Conteúdo 1 História 2 Gaussian primes 3 Resultados relacionados 4 Algorithm 4.1 Description 4.2 Exemplo 5 Provas 5.1 Euler's proof by infinite descent 5.2 Lagrange's proof through quadratic forms 5.3 Dedekind's two proofs using Gaussian integers 5.4 Proof by Minkowski's Theorem 5.5 Zagier's "one-sentence proof" 5.6 Proof with partition theory 6 Veja também 7 Referências 8 Notas 9 External links History Albert Girard was the first to make the observation, describing all positive integer numbers (not necessarily primes) expressible as the sum of two squares of positive integers; this was published in 1625.[2][3] The statement that every prime p of the form 4n+1 is the sum of two squares is sometimes called Girard's theorem.[4] For his part, Fermat wrote an elaborate version of the statement (in which he also gave the number of possible expressions of the powers of p as a sum of two squares) in a letter to Marin Mersenne dated December 25, 1640: for this reason this version of the theorem is sometimes called Fermat's Christmas theorem.
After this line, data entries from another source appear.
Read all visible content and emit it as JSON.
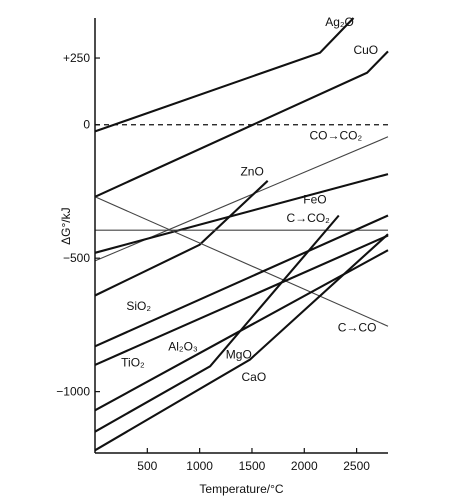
{
  "chart_data": {
    "type": "line",
    "title": "",
    "xlabel": "Temperature/°C",
    "ylabel": "ΔG°/kJ",
    "xlim": [
      0,
      2800
    ],
    "ylim": [
      -1230,
      400
    ],
    "x_ticks": [
      500,
      1000,
      1500,
      2000,
      2500
    ],
    "y_ticks": [
      250,
      0,
      -500,
      -1000
    ],
    "y_tick_labels": [
      "+250",
      "0",
      "−500",
      "−1000"
    ],
    "grid": false,
    "zero_line_dashed": true,
    "series": [
      {
        "name": "Ag₂O",
        "x": [
          0,
          2150,
          2470
        ],
        "y": [
          -25,
          270,
          400
        ],
        "weight": "bold"
      },
      {
        "name": "CuO",
        "x": [
          0,
          2600,
          2800
        ],
        "y": [
          -270,
          195,
          275
        ],
        "weight": "bold"
      },
      {
        "name": "CO→CO₂",
        "x": [
          0,
          2800
        ],
        "y": [
          -510,
          -45
        ],
        "weight": "thin"
      },
      {
        "name": "ZnO",
        "x": [
          0,
          1000,
          1650
        ],
        "y": [
          -640,
          -450,
          -210
        ],
        "weight": "bold"
      },
      {
        "name": "FeO",
        "x": [
          0,
          2800
        ],
        "y": [
          -480,
          -185
        ],
        "weight": "bold"
      },
      {
        "name": "C→CO₂",
        "x": [
          0,
          2800
        ],
        "y": [
          -395,
          -395
        ],
        "weight": "thin"
      },
      {
        "name": "C→CO",
        "x": [
          0,
          2800
        ],
        "y": [
          -270,
          -755
        ],
        "weight": "thin"
      },
      {
        "name": "SiO₂",
        "x": [
          0,
          2800
        ],
        "y": [
          -830,
          -340
        ],
        "weight": "bold"
      },
      {
        "name": "TiO₂",
        "x": [
          0,
          2800
        ],
        "y": [
          -900,
          -415
        ],
        "weight": "bold"
      },
      {
        "name": "Al₂O₃",
        "x": [
          0,
          2800
        ],
        "y": [
          -1070,
          -470
        ],
        "weight": "bold"
      },
      {
        "name": "MgO",
        "x": [
          0,
          1100,
          2330
        ],
        "y": [
          -1150,
          -905,
          -340
        ],
        "weight": "bold"
      },
      {
        "name": "CaO",
        "x": [
          0,
          1480,
          2800
        ],
        "y": [
          -1220,
          -880,
          -410
        ],
        "weight": "bold"
      }
    ],
    "annotations": [
      {
        "text": "Ag₂O",
        "x": 2200,
        "y": 370
      },
      {
        "text": "CuO",
        "x": 2470,
        "y": 265
      },
      {
        "text": "CO→CO₂",
        "x": 2050,
        "y": -55
      },
      {
        "text": "ZnO",
        "x": 1390,
        "y": -190
      },
      {
        "text": "FeO",
        "x": 1990,
        "y": -295
      },
      {
        "text": "C→CO₂",
        "x": 1830,
        "y": -365
      },
      {
        "text": "SiO₂",
        "x": 300,
        "y": -695
      },
      {
        "text": "C→CO",
        "x": 2320,
        "y": -775
      },
      {
        "text": "Al₂O₃",
        "x": 700,
        "y": -845
      },
      {
        "text": "MgO",
        "x": 1250,
        "y": -875
      },
      {
        "text": "TiO₂",
        "x": 250,
        "y": -905
      },
      {
        "text": "CaO",
        "x": 1400,
        "y": -960
      }
    ]
  }
}
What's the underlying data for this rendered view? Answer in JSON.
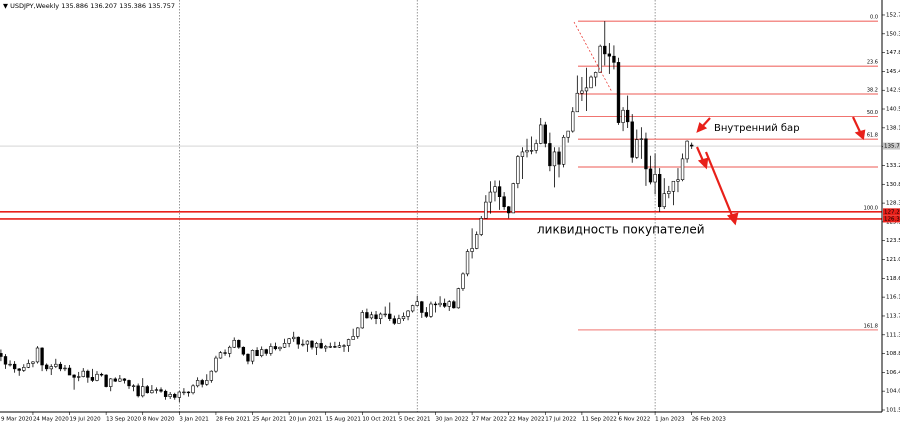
{
  "chart_data": {
    "type": "candlestick",
    "symbol": "USDJPY,Weekly",
    "ohlc": [
      [
        108.9,
        109.4,
        107.9,
        108.5
      ],
      [
        108.5,
        108.8,
        106.9,
        107.5
      ],
      [
        107.5,
        108.0,
        107.2,
        107.5
      ],
      [
        107.5,
        107.9,
        106.4,
        106.9
      ],
      [
        106.9,
        107.0,
        106.0,
        106.7
      ],
      [
        106.7,
        107.5,
        106.5,
        107.1
      ],
      [
        107.1,
        108.1,
        107.0,
        107.6
      ],
      [
        107.6,
        107.9,
        107.1,
        107.8
      ],
      [
        107.8,
        109.85,
        107.6,
        109.6
      ],
      [
        109.6,
        109.7,
        106.6,
        107.4
      ],
      [
        107.4,
        107.6,
        106.6,
        106.9
      ],
      [
        106.9,
        107.5,
        106.1,
        107.2
      ],
      [
        107.2,
        108.2,
        107.0,
        107.5
      ],
      [
        107.5,
        107.8,
        106.6,
        106.9
      ],
      [
        106.9,
        107.4,
        106.6,
        107.0
      ],
      [
        107.0,
        107.4,
        106.1,
        106.1
      ],
      [
        106.1,
        106.2,
        104.2,
        105.8
      ],
      [
        105.8,
        106.5,
        105.3,
        105.9
      ],
      [
        105.9,
        107.0,
        105.8,
        106.6
      ],
      [
        106.6,
        106.8,
        105.1,
        105.8
      ],
      [
        105.8,
        106.9,
        105.2,
        105.4
      ],
      [
        105.4,
        106.6,
        105.3,
        106.2
      ],
      [
        106.2,
        106.4,
        105.9,
        106.1
      ],
      [
        106.1,
        106.2,
        104.5,
        104.6
      ],
      [
        104.6,
        105.7,
        104.0,
        105.6
      ],
      [
        105.6,
        105.8,
        105.2,
        105.3
      ],
      [
        105.3,
        106.1,
        105.2,
        105.6
      ],
      [
        105.6,
        105.7,
        105.0,
        105.4
      ],
      [
        105.4,
        105.5,
        104.3,
        104.7
      ],
      [
        104.7,
        104.9,
        104.0,
        104.7
      ],
      [
        104.7,
        105.0,
        103.2,
        103.4
      ],
      [
        103.4,
        105.7,
        103.2,
        104.6
      ],
      [
        104.6,
        104.8,
        103.7,
        103.8
      ],
      [
        103.8,
        104.8,
        103.7,
        104.1
      ],
      [
        104.1,
        104.5,
        103.7,
        104.2
      ],
      [
        104.2,
        104.5,
        103.8,
        104.0
      ],
      [
        104.0,
        104.2,
        102.9,
        103.3
      ],
      [
        103.3,
        103.9,
        103.0,
        103.6
      ],
      [
        103.6,
        103.8,
        102.9,
        103.2
      ],
      [
        103.2,
        104.0,
        102.6,
        103.9
      ],
      [
        103.9,
        104.4,
        103.5,
        103.9
      ],
      [
        103.9,
        104.0,
        103.3,
        103.8
      ],
      [
        103.8,
        104.9,
        103.6,
        104.7
      ],
      [
        104.7,
        105.8,
        104.5,
        105.4
      ],
      [
        105.4,
        105.6,
        104.5,
        104.9
      ],
      [
        104.9,
        106.2,
        104.7,
        105.4
      ],
      [
        105.4,
        106.7,
        105.1,
        106.6
      ],
      [
        106.6,
        108.6,
        106.4,
        108.3
      ],
      [
        108.3,
        109.2,
        108.2,
        109.0
      ],
      [
        109.0,
        109.4,
        108.6,
        108.9
      ],
      [
        108.9,
        109.9,
        108.4,
        109.7
      ],
      [
        109.7,
        110.97,
        109.6,
        110.6
      ],
      [
        110.6,
        110.7,
        109.5,
        109.7
      ],
      [
        109.7,
        109.8,
        108.6,
        108.8
      ],
      [
        108.8,
        108.9,
        107.5,
        107.9
      ],
      [
        107.9,
        109.4,
        107.5,
        109.3
      ],
      [
        109.3,
        109.7,
        108.6,
        108.6
      ],
      [
        108.6,
        109.8,
        108.4,
        109.4
      ],
      [
        109.4,
        109.5,
        108.6,
        108.9
      ],
      [
        108.9,
        110.2,
        108.6,
        109.8
      ],
      [
        109.8,
        110.3,
        109.3,
        109.5
      ],
      [
        109.5,
        109.8,
        109.2,
        109.7
      ],
      [
        109.7,
        110.8,
        109.6,
        110.2
      ],
      [
        110.2,
        110.9,
        109.7,
        110.8
      ],
      [
        110.8,
        111.7,
        110.4,
        111.0
      ],
      [
        111.0,
        111.1,
        109.5,
        110.1
      ],
      [
        110.1,
        110.7,
        109.8,
        110.1
      ],
      [
        110.1,
        110.6,
        109.1,
        110.5
      ],
      [
        110.5,
        110.6,
        109.4,
        109.7
      ],
      [
        109.7,
        110.4,
        108.7,
        110.2
      ],
      [
        110.2,
        110.8,
        109.5,
        109.6
      ],
      [
        109.6,
        110.0,
        109.1,
        109.8
      ],
      [
        109.8,
        110.3,
        109.6,
        109.8
      ],
      [
        109.8,
        110.4,
        109.6,
        109.7
      ],
      [
        109.7,
        110.4,
        109.6,
        109.9
      ],
      [
        109.9,
        110.1,
        109.1,
        109.9
      ],
      [
        109.9,
        110.8,
        109.1,
        110.7
      ],
      [
        110.7,
        112.1,
        110.7,
        111.1
      ],
      [
        111.1,
        112.3,
        110.8,
        112.2
      ],
      [
        112.2,
        114.5,
        112.1,
        114.2
      ],
      [
        114.2,
        114.7,
        113.4,
        113.5
      ],
      [
        113.5,
        114.3,
        113.3,
        113.9
      ],
      [
        113.9,
        114.4,
        112.7,
        113.4
      ],
      [
        113.4,
        114.2,
        112.7,
        114.0
      ],
      [
        114.0,
        114.97,
        113.6,
        114.0
      ],
      [
        114.0,
        115.5,
        113.1,
        113.4
      ],
      [
        113.4,
        113.8,
        112.6,
        112.8
      ],
      [
        112.8,
        113.9,
        112.8,
        113.4
      ],
      [
        113.4,
        114.2,
        113.1,
        113.7
      ],
      [
        113.7,
        114.5,
        113.2,
        114.4
      ],
      [
        114.4,
        115.2,
        114.2,
        115.1
      ],
      [
        115.1,
        116.35,
        115.0,
        115.6
      ],
      [
        115.6,
        115.7,
        113.5,
        114.2
      ],
      [
        114.2,
        114.9,
        113.5,
        113.7
      ],
      [
        113.7,
        115.6,
        113.5,
        115.3
      ],
      [
        115.3,
        115.6,
        114.2,
        115.2
      ],
      [
        115.2,
        116.3,
        114.9,
        115.4
      ],
      [
        115.4,
        116.0,
        114.8,
        115.0
      ],
      [
        115.0,
        115.8,
        114.4,
        115.6
      ],
      [
        115.6,
        115.8,
        114.7,
        114.8
      ],
      [
        114.8,
        117.4,
        114.7,
        117.3
      ],
      [
        117.3,
        119.4,
        117.0,
        119.2
      ],
      [
        119.2,
        122.4,
        118.9,
        122.1
      ],
      [
        122.1,
        125.1,
        121.2,
        122.5
      ],
      [
        122.5,
        124.7,
        122.4,
        124.3
      ],
      [
        124.3,
        126.7,
        124.1,
        126.4
      ],
      [
        126.4,
        129.4,
        126.4,
        128.5
      ],
      [
        128.5,
        131.2,
        127.0,
        129.8
      ],
      [
        129.8,
        131.3,
        128.6,
        130.5
      ],
      [
        130.5,
        131.3,
        127.5,
        129.2
      ],
      [
        129.2,
        129.8,
        127.5,
        127.9
      ],
      [
        127.9,
        128.0,
        126.4,
        127.1
      ],
      [
        127.1,
        131.0,
        127.1,
        130.9
      ],
      [
        130.9,
        134.6,
        130.3,
        134.4
      ],
      [
        134.4,
        135.6,
        131.5,
        135.0
      ],
      [
        135.0,
        136.7,
        134.3,
        135.2
      ],
      [
        135.2,
        137.0,
        134.7,
        135.2
      ],
      [
        135.2,
        136.6,
        134.8,
        136.1
      ],
      [
        136.1,
        139.4,
        136.0,
        138.5
      ],
      [
        138.5,
        138.9,
        135.6,
        136.1
      ],
      [
        136.1,
        137.5,
        132.5,
        133.2
      ],
      [
        133.2,
        135.6,
        130.4,
        135.0
      ],
      [
        135.0,
        135.6,
        131.7,
        133.4
      ],
      [
        133.4,
        137.2,
        133.0,
        136.9
      ],
      [
        136.9,
        137.7,
        136.2,
        137.7
      ],
      [
        137.7,
        140.8,
        137.5,
        140.2
      ],
      [
        140.2,
        144.9,
        140.2,
        142.6
      ],
      [
        142.6,
        144.7,
        141.6,
        142.9
      ],
      [
        142.9,
        145.9,
        140.3,
        143.3
      ],
      [
        143.3,
        144.9,
        143.3,
        144.7
      ],
      [
        144.7,
        145.4,
        143.5,
        145.3
      ],
      [
        145.3,
        148.9,
        145.3,
        148.7
      ],
      [
        148.7,
        151.94,
        146.2,
        147.7
      ],
      [
        147.7,
        149.1,
        145.1,
        147.4
      ],
      [
        147.4,
        148.8,
        145.7,
        146.6
      ],
      [
        146.6,
        147.2,
        138.5,
        138.8
      ],
      [
        138.8,
        140.8,
        137.7,
        140.4
      ],
      [
        140.4,
        142.3,
        138.1,
        138.9
      ],
      [
        138.9,
        139.9,
        133.6,
        134.3
      ],
      [
        134.3,
        137.9,
        134.1,
        136.6
      ],
      [
        136.6,
        138.2,
        134.1,
        136.7
      ],
      [
        136.7,
        137.5,
        130.6,
        132.8
      ],
      [
        132.8,
        134.5,
        130.8,
        131.1
      ],
      [
        131.1,
        134.8,
        129.5,
        132.1
      ],
      [
        132.1,
        132.9,
        127.22,
        127.9
      ],
      [
        127.9,
        131.6,
        127.6,
        129.6
      ],
      [
        129.6,
        130.6,
        129.0,
        129.9
      ],
      [
        129.9,
        131.2,
        128.1,
        131.2
      ],
      [
        131.2,
        132.9,
        129.8,
        131.4
      ],
      [
        131.4,
        134.8,
        131.2,
        134.1
      ],
      [
        134.1,
        136.5,
        133.6,
        136.4
      ],
      [
        135.886,
        136.207,
        135.386,
        135.757
      ]
    ],
    "xlim": [
      -0.2,
      192.6
    ],
    "xticks": [
      {
        "value": -4,
        "label": "9 Mar 2020"
      },
      {
        "value": 7,
        "label": "24 May 2020"
      },
      {
        "value": 15,
        "label": "19 Jul 2020"
      },
      {
        "value": 23,
        "label": "13 Sep 2020"
      },
      {
        "value": 31,
        "label": "8 Nov 2020"
      },
      {
        "value": 39,
        "label": "3 Jan 2021"
      },
      {
        "value": 47,
        "label": "28 Feb 2021"
      },
      {
        "value": 55,
        "label": "25 Apr 2021"
      },
      {
        "value": 63,
        "label": "20 Jun 2021"
      },
      {
        "value": 71,
        "label": "15 Aug 2021"
      },
      {
        "value": 79,
        "label": "10 Oct 2021"
      },
      {
        "value": 87,
        "label": "5 Dec 2021"
      },
      {
        "value": 95,
        "label": "30 Jan 2022"
      },
      {
        "value": 103,
        "label": "27 Mar 2022"
      },
      {
        "value": 111,
        "label": "22 May 2022"
      },
      {
        "value": 119,
        "label": "17 Jul 2022"
      },
      {
        "value": 127,
        "label": "11 Sep 2022"
      },
      {
        "value": 135,
        "label": "6 Nov 2022"
      },
      {
        "value": 143,
        "label": "1 Jan 2023"
      },
      {
        "value": 151,
        "label": "26 Feb 2023"
      }
    ],
    "separators": [
      39,
      91,
      143
    ],
    "ylim": [
      101.31,
      154.68
    ],
    "yticks": [
      152.74,
      150.3,
      147.87,
      145.43,
      142.99,
      140.56,
      138.12,
      135.68,
      133.25,
      130.81,
      128.37,
      125.94,
      123.5,
      121.06,
      118.63,
      116.19,
      113.75,
      111.31,
      108.88,
      106.44,
      104.01,
      101.57
    ],
    "levels": [
      127.24,
      126.32
    ],
    "fibonacci": {
      "prices": [
        151.94,
        146.11,
        142.5,
        139.58,
        136.66,
        133.05,
        127.22,
        111.94
      ],
      "labels": [
        "0.0",
        "23.6",
        "38.2",
        "50.0",
        "61.8",
        null,
        "100.0",
        "161.8"
      ]
    },
    "annotations": [
      {
        "text": "Внутренний бар",
        "color": "#e8201a"
      },
      {
        "text": "ликвидность покупателей",
        "color": "#000000"
      }
    ]
  }
}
Gaussian primes Fermat's theorem on sums of two squares is strongly related with the theory of Gaussian primes.

A Gaussian integer is a complex number {displaystyle a+ib} such that a and b are integers. The norm {estilo de exibição N(a+ib)=a^{2}+b^{2}} of a Gaussian integer is an integer equal to the square of the absolute value of the Gaussian integer. The norm of a product of Gaussian integers is the product of their norms. This is the Diophantus identity, which results immediately from the similar property of the absolute value.

Gaussian integers form a principal ideal domain. This implies that Gaussian primes can be defined similarly as primes numbers, that is as those Gaussian integers that are not the product of two non-units (here the units are 1, −1, i and −i).

In a letter to Blaise Pascal dated September 25, 1654 Fermat announced the following two results that are essentially the special cases {displaystyle d=-2} e {displaystyle d=-3.} If p is an odd prime, então {displaystyle p=x^{2}+2^{2}iff pequiv 1{mbox{ ou }}pequiv 3{pmod {8}},} {displaystyle p=x^{2}+3^{2}iff pequiv 1{pmod {3}}.} Fermat wrote also: If two primes which end in 3 ou 7 and surpass by 3 a multiple of 4 are multiplied, then their product will be composed of a square and the quintuple of another square.